There is something else I should mention. Unlike many authors who write textbooks (I don’t think of myself as writing textbooks but as writing scholarly books that are used as textbooks), I never write queries to publishers about books I plan on writing. Instead, I write the book—because I’m interested in the subject, because I want to find out more about it, and because I want to discover what ideas I had that I never recognized until I started writing. And then I go looking for a publisher.
So every book of mine represents a lot of work that may not pay off in getting published. Now that I have a substantial number of books that have been published, writing a book before getting a commitment from a publisher isn’t quite as risky as it used to be. But it still is a risk and I must confess that I’m not always successful in publishing books I’ve written.
And books don’t always have the “payoff” you think they’ll have.
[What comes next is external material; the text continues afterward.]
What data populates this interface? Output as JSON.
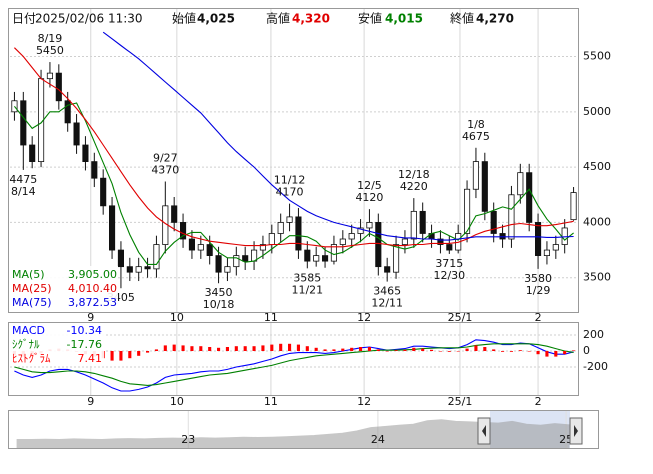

In my 35th journal, Relations II, I write:
So here I am with my seventh and eighth book coming out and it has meant nothing, so it seems. No job offers, no help in getting grants, no help at school (in fact, it has hindered me). It has given me a lot of psychic income and ego strength, however...and some regular income, as well.
One problem with writing oneself into existence is that you face a problem when you stop writing. Will you cease to exist? That may suggest that when I complain to myself, in my journals, as I do over and over again, that I haven’t got any ideas for new books, I’m really alluding to an existential dilemma that I, and all writers, unconsciously recognize. Maybe we can modify Berkeley and say that for writers, “to be is to be in print” or “to be is to be reviewed,” or some combination of the two.
Postscript
Figure 17: Photograph of Arthur Asa Berger
This article contains material about writing from my memoir, Writing Myself into Existence. I now have a manuscript on myth and media being considered for publication by a publisher. I’ve also been asked to write a book on global icons. So it looks like I’ve solved the problem of find a way to continue to exist for a while longer.